歯科関係の情報をインターネット経由でたくさん収集して、まるで自分が歯の事を何でも知っているような錯覚に陥っているのです。
例えば、奥歯の咬み合わせの溝の色が黒っぽく変わっているだけで、虫歯だと「確定的に」決めつけて、しかもアポイントを早く取りたいために「痛い」「しみる」と、悪い言葉で言えば「ウソ」をつく人がおられます。
そこを削って詰め物をする事がベストであると、来院前に既に決めつけてしまっているのです。インターネットで手に入れた情報(本当は大部分は??な情報なのですが)を背景に自信満々です。
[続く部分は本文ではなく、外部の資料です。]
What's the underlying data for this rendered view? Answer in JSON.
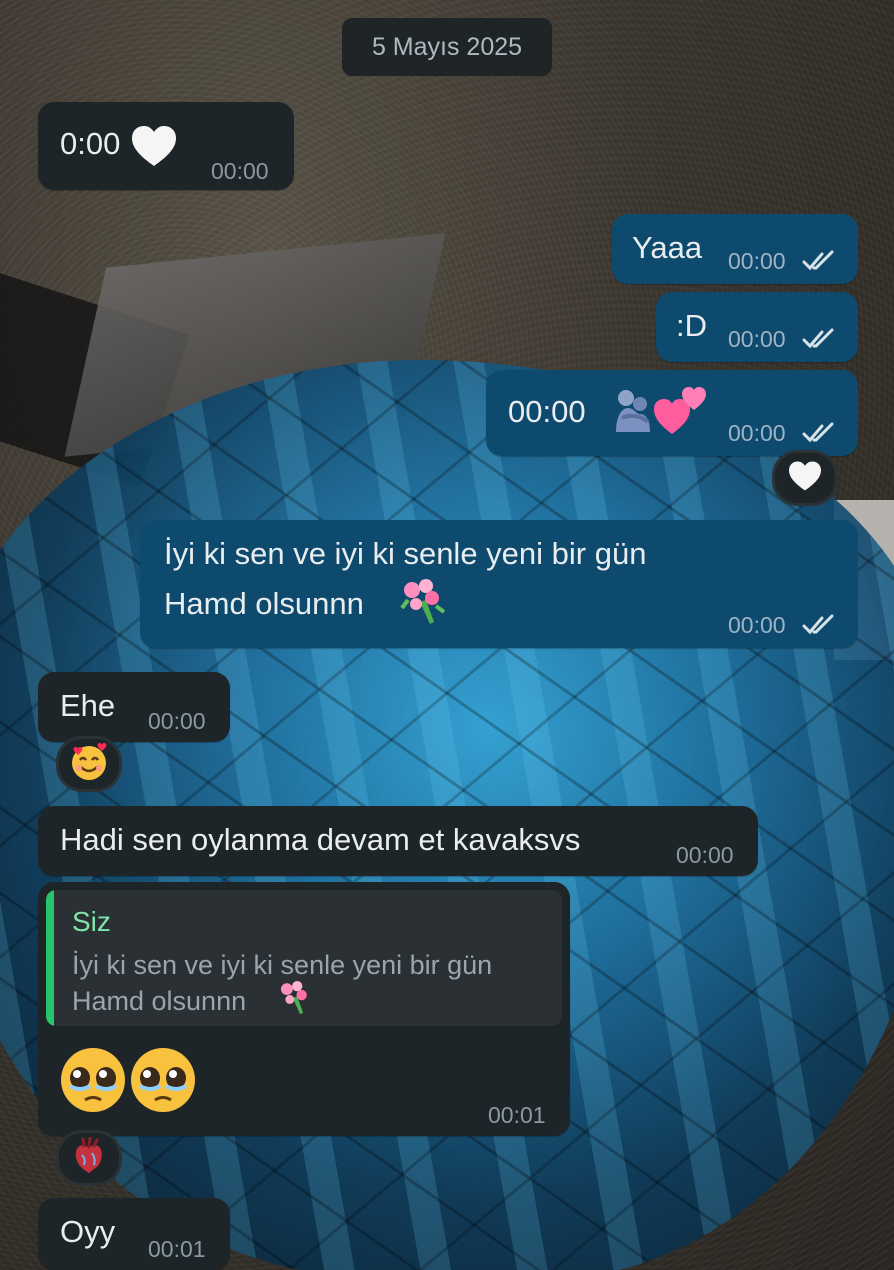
{
  "date_separator": "5 Mayıs 2025",
  "messages": [
    {
      "direction": "incoming",
      "text": "0:00",
      "emoji": "white-heart",
      "time": "00:00"
    },
    {
      "direction": "outgoing",
      "text": "Yaaa",
      "time": "00:00",
      "status": "read"
    },
    {
      "direction": "outgoing",
      "text": ":D",
      "time": "00:00",
      "status": "read"
    },
    {
      "direction": "outgoing",
      "text": "00:00",
      "emoji": [
        "people-hugging",
        "two-hearts"
      ],
      "time": "00:00",
      "status": "read",
      "reaction": "white-heart"
    },
    {
      "direction": "outgoing",
      "lines": [
        "İyi ki sen ve iyi ki senle yeni bir gün",
        "Hamd olsunnn"
      ],
      "emoji": "bouquet",
      "time": "00:00",
      "status": "read"
    },
    {
      "direction": "incoming",
      "text": "Ehe",
      "time": "00:00",
      "reaction": "smiling-face-with-hearts"
    },
    {
      "direction": "incoming",
      "text": "Hadi sen oylanma devam et kavaksvs",
      "time": "00:00"
    },
    {
      "direction": "incoming",
      "reply_to": {
        "author": "Siz",
        "lines": [
          "İyi ki sen ve iyi ki senle yeni bir gün",
          "Hamd olsunnn"
        ],
        "emoji": "bouquet"
      },
      "emoji": [
        "pleading-face",
        "pleading-face"
      ],
      "time": "00:01",
      "reaction": "anatomical-heart"
    },
    {
      "direction": "incoming",
      "text": "Oyy",
      "time": "00:01"
    }
  ],
  "ticks": "✓✓",
  "colors": {
    "incoming_bubble": "#1e2528",
    "outgoing_bubble": "#0e4a6e",
    "reply_accent": "#27c46a",
    "reply_author": "#7fe4a9"
  }
}
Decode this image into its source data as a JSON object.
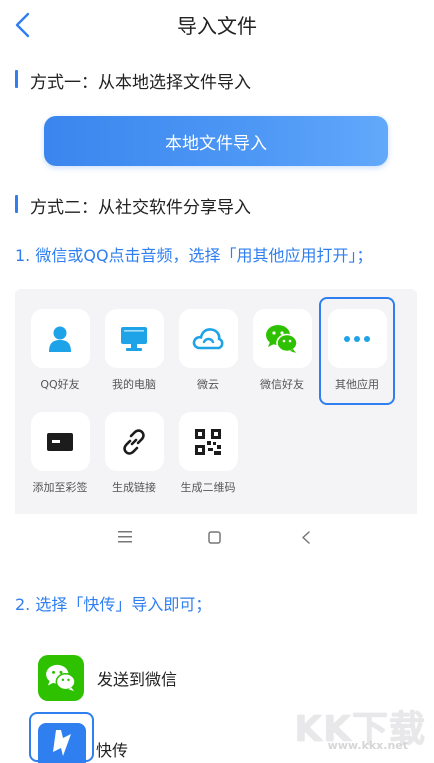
{
  "header": {
    "title": "导入文件"
  },
  "method1": {
    "title": "方式一：从本地选择文件导入",
    "button_label": "本地文件导入"
  },
  "method2": {
    "title": "方式二：从社交软件分享导入"
  },
  "step1": {
    "text": "1. 微信或QQ点击音频，选择「用其他应用打开」；"
  },
  "share_panel": {
    "items": [
      {
        "label": "QQ好友",
        "icon": "person-icon"
      },
      {
        "label": "我的电脑",
        "icon": "monitor-icon"
      },
      {
        "label": "微云",
        "icon": "cloud-icon"
      },
      {
        "label": "微信好友",
        "icon": "wechat-icon"
      },
      {
        "label": "其他应用",
        "icon": "more-icon"
      },
      {
        "label": "添加至彩签",
        "icon": "tag-icon"
      },
      {
        "label": "生成链接",
        "icon": "link-icon"
      },
      {
        "label": "生成二维码",
        "icon": "qrcode-icon"
      }
    ]
  },
  "step2": {
    "text": "2. 选择「快传」导入即可；"
  },
  "apps": [
    {
      "label": "发送到微信",
      "icon": "wechat-icon",
      "color": "#2dc100"
    },
    {
      "label": "快传",
      "icon": "kuaichuan-icon",
      "color": "#2f7ff0"
    }
  ],
  "watermark": {
    "brand": "KK下载",
    "url": "www.kkx.net"
  },
  "colors": {
    "accent": "#2f7ff0",
    "panel_bg": "#f4f4f6"
  }
}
気の毒なのは、そういった方がスマホに操られたり、だまされたりしているとは思っていない事です。「自分が能動的に正しい情報だけを入手している。」と確信されています。あるいは真偽の程を考えた事もないのかも知れません。
私は、大学で6年間、大学院で4年間、計10年も歯科の勉強をして、それから更に何十年も、毎日毎日患者さんのお口の中を診ています。もっともっと奥が深く、深遠な判断をしています。
ここで説明し尽くす事はできませんが、こういう患者さんに私の考えを説明するのは、少し大変です。